Du fond de son désespoir, un visage émergea avec insistance qu’elle tenta de repousser de toutes ses forces, mais peine perdue, son sourire moqueur l’enveloppait avec tendresse comme aux premiers jours de leur rencontre. Il aurait été si simple de se réfugier au creux de ses bras comme quand il l’avait tirée d’embarras, de se laisser bercer par sa douce voix et ses caresses.

- Non, murmura-t-elle dans son délire, non… pas Aymeric !

« Plus rien ne me retient désormais dans ce pays » : sa dernière phrase résonnait dans sa tête comme un glas. Il l’avait reniée… elle devait faire de même et l’oublier.

L’entrée de Margot chargée de ce qu’elle lui avait demandé, la ramena à la dure réalité.

- À qui tu parlais ? Demanda la ribaude en déposant son attirail au pied de la paillasse. Et c’est qui Aymeric ? Ton époux ?

Alis trouva un peu de force en elle pour en rire amèrement.

- Non, ma bonne Margot, tu n’y es pas du tout. Mais laissons ça et concentrons nous. Tu as bien fait bouillir les feuilles que je t’ai données ?

- Oui, attends, je vais te soulever la tête pour t’aider, ne bouge pas, s’affola Margot en avisant son teint cireux et ses grimaces de douleur.

Elle s’empara d’un grand gobelet d’où s’échappait une odeur pas très ragoûtante et l’approcha des lèvres pincées de souffrance. Alis le saisit à deux mains, comme si sa vie en dépendait, et vida presque d’un trait le breuvage amer.

- C’est vraiment atroce comme goût, mais j’avais si soif…

- Oh, suis-je bête, j’ai complètement oublié de te mettre un peu d’eau à côté de ta couche ! Attends, je vais en chercher.

- Non, c’est bon, on n’a plus le temps. Aide-moi à retrousser ma chainse. Voilà, comme ça. Maintenant, écarte les linges souillés, soupira la serve avec une moue de dépit de se retrouver ainsi à la merci de cette jouvencelle qu’elle connaissait à peine.

Une odeur de sang putride envahit aussitôt l’alcôve. Dans la pénombre, Alis distingua la grimace affolée de Margot.

- Ce n’est pas très encourageant, hein, souffla-t-elle. Donne-moi ta main. Tu vas la placer ici, ordonna Alis en retrouvant son savoir-faire, et tu appuieras très fort, à intervalles réguliers jusqu’à ce que je te dise d’arrêter. D’accord ?

- Faut pas laisser agir ta tisane d’abord ?

- Pas la peine, tu vas voir, son effet est assez rapide.

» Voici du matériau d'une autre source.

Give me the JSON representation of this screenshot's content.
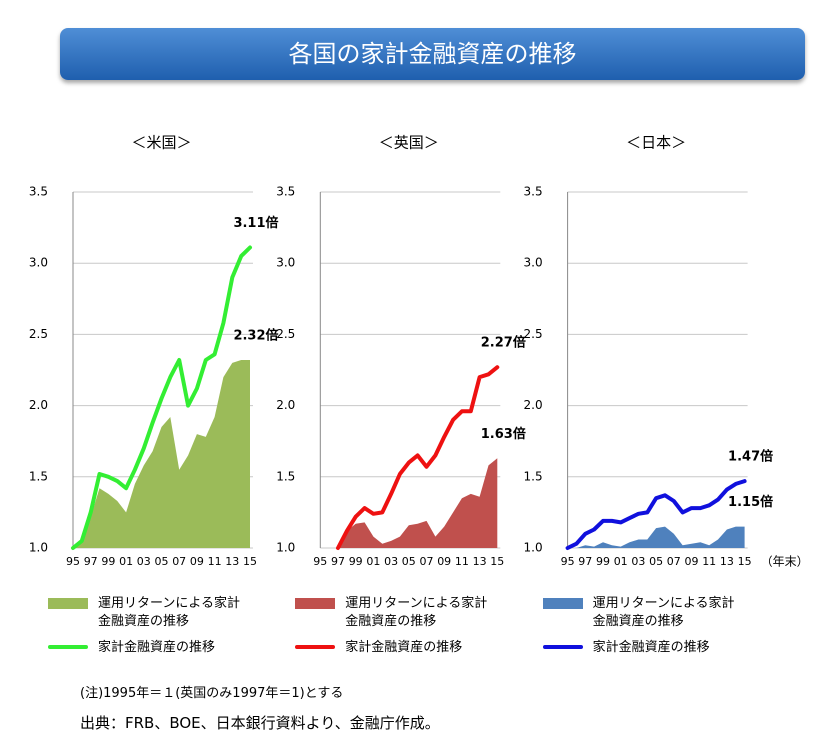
{
  "title": "各国の家計金融資産の推移",
  "chart_data": [
    {
      "type": "area_line",
      "title": "＜米国＞",
      "categories": [
        "95",
        null,
        "97",
        null,
        "99",
        null,
        "01",
        null,
        "03",
        null,
        "05",
        null,
        "07",
        null,
        "09",
        null,
        "11",
        null,
        "13",
        null,
        "15"
      ],
      "ylim": [
        1,
        3.5
      ],
      "yticks": [
        {
          "value": 1,
          "label": "1.0"
        },
        1.5,
        {
          "value": 2,
          "label": "2.0"
        },
        2.5,
        {
          "value": 3,
          "label": "3.0"
        },
        3.5
      ],
      "grid": true,
      "series": [
        {
          "name": "運用リターンによる家計\n金融資産の推移",
          "style": "area",
          "color": "#9bbb59",
          "values": [
            1.0,
            1.05,
            1.22,
            1.42,
            1.38,
            1.33,
            1.25,
            1.45,
            1.58,
            1.68,
            1.85,
            1.92,
            1.55,
            1.65,
            1.8,
            1.78,
            1.92,
            2.2,
            2.3,
            2.32,
            2.32
          ],
          "end_label": "2.32倍"
        },
        {
          "name": "家計金融資産の推移",
          "style": "line",
          "color": "#33ee33",
          "values": [
            1.0,
            1.05,
            1.25,
            1.52,
            1.5,
            1.47,
            1.42,
            1.55,
            1.7,
            1.88,
            2.05,
            2.2,
            2.32,
            2.0,
            2.12,
            2.32,
            2.36,
            2.58,
            2.9,
            3.05,
            3.11
          ],
          "end_label": "3.11倍"
        }
      ]
    },
    {
      "type": "area_line",
      "title": "＜英国＞",
      "categories": [
        "95",
        null,
        "97",
        null,
        "99",
        null,
        "01",
        null,
        "03",
        null,
        "05",
        null,
        "07",
        null,
        "09",
        null,
        "11",
        null,
        "13",
        null,
        "15"
      ],
      "ylim": [
        1,
        3.5
      ],
      "yticks": [
        {
          "value": 1,
          "label": "1.0"
        },
        1.5,
        {
          "value": 2,
          "label": "2.0"
        },
        2.5,
        {
          "value": 3,
          "label": "3.0"
        },
        3.5
      ],
      "grid": true,
      "series": [
        {
          "name": "運用リターンによる家計\n金融資産の推移",
          "style": "area",
          "color": "#c0504d",
          "values": [
            null,
            null,
            1.0,
            1.12,
            1.17,
            1.18,
            1.08,
            1.03,
            1.05,
            1.08,
            1.16,
            1.17,
            1.19,
            1.08,
            1.15,
            1.25,
            1.35,
            1.38,
            1.36,
            1.58,
            1.63
          ],
          "end_label": "1.63倍"
        },
        {
          "name": "家計金融資産の推移",
          "style": "line",
          "color": "#ee1111",
          "values": [
            null,
            null,
            1.0,
            1.12,
            1.22,
            1.28,
            1.24,
            1.25,
            1.38,
            1.52,
            1.6,
            1.65,
            1.57,
            1.65,
            1.78,
            1.9,
            1.96,
            1.96,
            2.2,
            2.22,
            2.27
          ],
          "end_label": "2.27倍"
        }
      ]
    },
    {
      "type": "area_line",
      "title": "＜日本＞",
      "categories": [
        "95",
        null,
        "97",
        null,
        "99",
        null,
        "01",
        null,
        "03",
        null,
        "05",
        null,
        "07",
        null,
        "09",
        null,
        "11",
        null,
        "13",
        null,
        "15"
      ],
      "x_label": "（年末）",
      "ylim": [
        1,
        3.5
      ],
      "yticks": [
        {
          "value": 1,
          "label": "1.0"
        },
        1.5,
        {
          "value": 2,
          "label": "2.0"
        },
        2.5,
        {
          "value": 3,
          "label": "3.0"
        },
        3.5
      ],
      "grid": true,
      "series": [
        {
          "name": "運用リターンによる家計\n金融資産の推移",
          "style": "area",
          "color": "#4f81bd",
          "values": [
            1.0,
            1.0,
            1.02,
            1.01,
            1.04,
            1.02,
            1.01,
            1.04,
            1.06,
            1.06,
            1.14,
            1.15,
            1.1,
            1.02,
            1.03,
            1.04,
            1.02,
            1.06,
            1.13,
            1.15,
            1.15
          ],
          "end_label": "1.15倍"
        },
        {
          "name": "家計金融資産の推移",
          "style": "line",
          "color": "#1010dd",
          "values": [
            1.0,
            1.03,
            1.1,
            1.13,
            1.19,
            1.19,
            1.18,
            1.21,
            1.24,
            1.25,
            1.35,
            1.37,
            1.33,
            1.25,
            1.28,
            1.28,
            1.3,
            1.34,
            1.41,
            1.45,
            1.47
          ],
          "end_label": "1.47倍"
        }
      ]
    }
  ],
  "notes": [
    "(注)1995年＝１(英国のみ1997年＝1)とする",
    "出典：FRB、BOE、日本銀行資料より、金融庁作成。"
  ]
}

Margot hocha la tête et se plaça aux côtés d’Alis pour avoir plus de marges de manœuvre. Au début, la serve appuya en même temps qu’elle sur la main juste au-dessus de son pubis pour lui montrer le mouvement et, quand elle sentit qu’elle avait trouvé le bon rythme, elle la retira et se laissa faire comme une enfant.

Alis sentait son sang s’échapper d’elle par vagues, au rythme des contractions de son utérus, quand, dans une demi conscience, un caillot plus gros qu’un autre lui permit de comprendre qu’elle venait d’expulser son enfant.

Epuisée, au bord de l’évanouissement, elle réussit à souffler :

- Tu peux arrêter maintenant. C’est fini.

Affolée par son ton d’outre tombe, Margot la dévisagea, guettant avec angoisse le moindre signe d’amélioration de son état.

- Alis, ça va ? Qu’est-ce qu’il faut que je fasse maintenant ?

Seul un silence de mort lui répondit.

Margot s’approcha de son visage exsangue et lui donna de petites tapes sur les joues pour la ranimer tout en l’exhortant de se réveiller d’une voix de plus en plus aiguë.

- Je t’en prie Alis, réveille-toi ! Ne me fais pas ça ! J’ai fait exactement ce que tu m’avais dit ! Tu n’as pas le droit de me faire ça !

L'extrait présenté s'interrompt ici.